Sebagaimana, dikemukakan penyidik Komisi Pemberantasan Korupsi (KPK) Novel Baswedan ketika bersaksi dalam sidang beberapa waktu lalu.

"Iya saya pernah menemui Tiwi (panggilan akrab Benita Pratiwi). Saat itu membahas masalah kasus pak Djoko. Ini masalah saksi yang akan dihadirkan besok," ujar Juniver ditemui usai sidang di pengadilan Tipikor, Jakarta, Jumat (19/7).

Hanya saja, dengan tegas Juniver membantah bahwa dalam pertemuan tersebut dia meminta Tiwi untuk mencabut keterangan dalam Berita Acara Pemeriksaan (BAP) hasil pemeriksaan.

Menurut Juniver, dia mengerti etika sebagai pengacara. Sehingga, tidak mungkin melakukan hal demikian, yaitu meminta saksi mencabut BAP dalam persidangan.

"Tidak adalah itu (perintah mencabut BAP). Kita mendukung penegakan hukum. Apalagi, mereka kan bersaksi juga dibawah sumpah," ujar Juniver.

Ketika bersaksi dalam sidang perkara simulator, koordinator satgas penyidik kasus simulator, Novel Baswedan mengaku menemukan fakta bahwa ada beberapa saksi yang mengaku tertekan ketika diperiksa, ternyata dipengaruhi oleh penasehat hukum terdakwa.

"Dalam pemeriksaan, kami tidak pernah ada ancaman, tekanan ataupun segala sesuatu. Jika memang beberapa saksi mencabut keterangan karena tekanan psikis, itu suasana terbalik. Beberapa saksi yang diperiksa mengaku dipengaruhi oleh penasehat hukum terdakwa (Djoko Susilo)," kata Novel dalam sidang di Pengadilan Tipikor, Jakarta, Selasa (16/7) malam.

Bahkan, Novel mengatakan bahwa penyidik KPK memiliki bukti rekaman closed cirkuit television (cctv) dari saksi Benita Pertiwi (mantan sekretaris pribadi Djoko Susilo) yang bertemu salah satu penasehat hukum Djoko Susilo sebelum memberikan keterangan di persidangan.

"Kami punya bukti rekaman cctv sebelum Benita Pertiwi memberikan keterangan dipersidangan bertemu salah satu penasehat hukum terdakwa di Menara Peninsula," ungkap Novel.

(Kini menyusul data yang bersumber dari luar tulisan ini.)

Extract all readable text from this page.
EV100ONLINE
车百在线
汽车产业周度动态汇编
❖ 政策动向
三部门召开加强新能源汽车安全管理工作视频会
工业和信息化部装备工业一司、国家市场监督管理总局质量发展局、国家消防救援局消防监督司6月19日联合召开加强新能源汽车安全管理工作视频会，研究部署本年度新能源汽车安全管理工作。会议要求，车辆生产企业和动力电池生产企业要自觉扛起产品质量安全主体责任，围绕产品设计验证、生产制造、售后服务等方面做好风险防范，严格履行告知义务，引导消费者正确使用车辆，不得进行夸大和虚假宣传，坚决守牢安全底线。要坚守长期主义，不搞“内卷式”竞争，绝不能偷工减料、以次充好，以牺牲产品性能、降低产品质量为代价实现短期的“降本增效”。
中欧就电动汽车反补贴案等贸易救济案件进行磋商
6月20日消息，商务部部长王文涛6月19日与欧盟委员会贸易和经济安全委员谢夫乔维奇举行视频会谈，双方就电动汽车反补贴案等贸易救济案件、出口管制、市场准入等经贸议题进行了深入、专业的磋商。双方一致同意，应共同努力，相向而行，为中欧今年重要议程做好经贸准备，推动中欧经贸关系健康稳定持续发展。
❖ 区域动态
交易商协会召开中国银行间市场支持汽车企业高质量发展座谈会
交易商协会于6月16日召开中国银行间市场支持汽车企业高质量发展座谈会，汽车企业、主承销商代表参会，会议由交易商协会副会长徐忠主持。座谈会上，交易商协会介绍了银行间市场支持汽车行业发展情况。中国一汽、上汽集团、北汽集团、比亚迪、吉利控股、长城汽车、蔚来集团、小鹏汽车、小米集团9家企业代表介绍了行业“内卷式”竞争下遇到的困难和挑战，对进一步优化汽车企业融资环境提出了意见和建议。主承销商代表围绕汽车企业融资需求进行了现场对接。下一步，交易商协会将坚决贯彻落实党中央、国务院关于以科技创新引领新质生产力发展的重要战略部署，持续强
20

Kesaksian Novel juga didukung dengan pernyataan Wakil Ketua KPK, Bambang Widjojanto bahwa ada dua penasehat hukum Djoko Susilo yang menemui beberapa saksi dan memerintahkan para saksi tersebut untuk mencabut BAP di persidangan.

Oleh karena itu, Bambang menghimbau agar tindakan serupa tidak terulang kembali. Sebab, tidak menutup kemungkinan bagi KPK untuk mengambil langkah tegas dengan menggunakan pasal 21 UU Tipikor tentang menghalangi-halangi penyidikan, penuntutan jika peristiwa serupa kembali terulang.

Seperti diketahui, dalam persidangan saksi Ni Nyoman Suartini dan Benita Pertiwi mengaku didoktrin dan tertekan oleh penyidik KPK. Sehingga, ada beberapa pernyataan dalam Berita Acara Pemeriksaan (BAP) yang sesungguhnya bukan berasal dari mereka.

Sebagai contoh, di dalam persidangan saksi Benita mencabut keterangannya di BAP yang mengatakan menerima titipan kardus yang diduga berisi uang dari Direktur PT Citra Mandiri Metalindo Abadi (CMMA), Budi Susanto yang dibawa oleh Sukotjo S Bambang untuk Djoko Susilo.

Sedangkan, saksi Ni Nyoman Suartini membantah pernah meminta uang sebesar Rp 50 juta ke Sukotjo S Bambang untuk diberikan ke Wakil Kepala Korps Lalu Lintas (WaKakorlantas) yang saat itu dijabat Brigjen Didik Purnomo.